The outcome could ripple into the fee debate. If courts narrow Ohio’s grip over adjacent markets, enforcement may become more complex, making it harder to ensure that a new surcharge captures as much activity as intended. If the state prevails, it strengthens the compliance perimeter and may reassure lawmakers that additional levies can be collected with less leakage to gray markets.

A look across state lines

Other states are experimenting with blended tax and relief models that may inform Ohio’s approach. In Mississippi, a fresh push to legalize online sports betting couples a 22% tax on mobile operators with cuts to brick-and-mortar gaming rates, plus a fund to offset losses for casinos that do not partner with mobile platforms. The plan directs residual revenue to the state’s pension system, highlighting how lawmakers are tying wagering proceeds to long-term obligations. For context, see the breakdown of Mississippi’s mobile betting bill and casino tax reductions.
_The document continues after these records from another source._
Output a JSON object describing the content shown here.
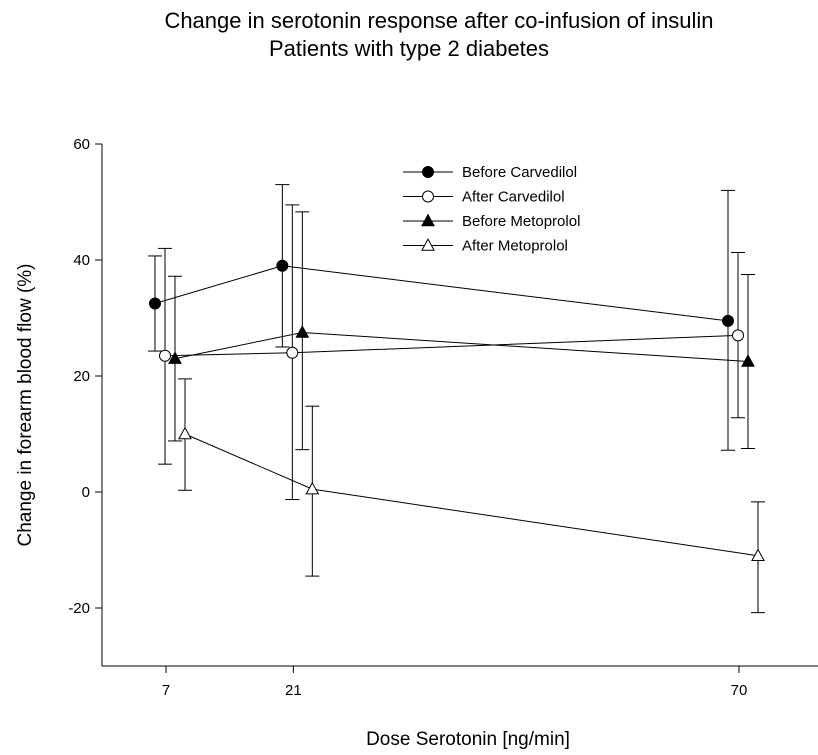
{
  "chart_data": {
    "type": "line",
    "title": "Change in serotonin response after co-infusion of insulin",
    "subtitle": "Patients with type 2 diabetes",
    "xlabel": "Dose Serotonin [ng/min]",
    "ylabel": "Change in forearm blood flow (%)",
    "ylim": [
      -30,
      60
    ],
    "yticks": [
      -20,
      0,
      20,
      40,
      60
    ],
    "xticks": [
      7,
      21,
      70
    ],
    "grid": false,
    "legend_position": "top-center",
    "series": [
      {
        "name": "Before Carvedilol",
        "marker": "filled-circle",
        "x": [
          7,
          21,
          70
        ],
        "y": [
          32.5,
          39,
          29.5
        ],
        "err_upper": [
          40.7,
          53,
          52
        ],
        "err_lower": [
          24.3,
          25,
          7.2
        ]
      },
      {
        "name": "After Carvedilol",
        "marker": "open-circle",
        "x": [
          7,
          21,
          70
        ],
        "y": [
          23.5,
          24,
          27
        ],
        "err_upper": [
          42,
          49.5,
          41.3
        ],
        "err_lower": [
          4.8,
          -1.3,
          12.8
        ]
      },
      {
        "name": "Before Metoprolol",
        "marker": "filled-triangle",
        "x": [
          7,
          21,
          70
        ],
        "y": [
          23,
          27.5,
          22.5
        ],
        "err_upper": [
          37.2,
          48.3,
          37.5
        ],
        "err_lower": [
          8.8,
          7.3,
          7.5
        ]
      },
      {
        "name": "After Metoprolol",
        "marker": "open-triangle",
        "x": [
          7,
          21,
          70
        ],
        "y": [
          10,
          0.5,
          -11
        ],
        "err_upper": [
          19.5,
          14.8,
          -1.7
        ],
        "err_lower": [
          0.3,
          -14.5,
          -20.8
        ]
      }
    ]
  }
}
The Mississippi structure underscores the trade-offs Ohio faces. Earmarking sports-bet proceeds for stadiums and schools can sharpen public support, but tinkering with rates can either cushion or amplify pressure on retail operators. A tightly calibrated fee that preserves competitiveness while delivering predictable dollars is the goal, yet the experience elsewhere shows how difficult it is to balance growth, fairness and fiscal reliability.

Taken together, Ohio’s proposed 2% fee is less an isolated revenue grab than the latest chapter in a broader recalibration. Leaders want to capture stable funds for highly visible needs without fueling the risks that have soured public opinion on parts of the market. Whether the state can thread that needle — amid fights over prop bets, stalled iGaming plans and courtroom battles over what counts as a sports wager — will determine if the fee delivers the $200 million annual windfall its sponsor envisions or becomes another waypoint in an unsettled policy map.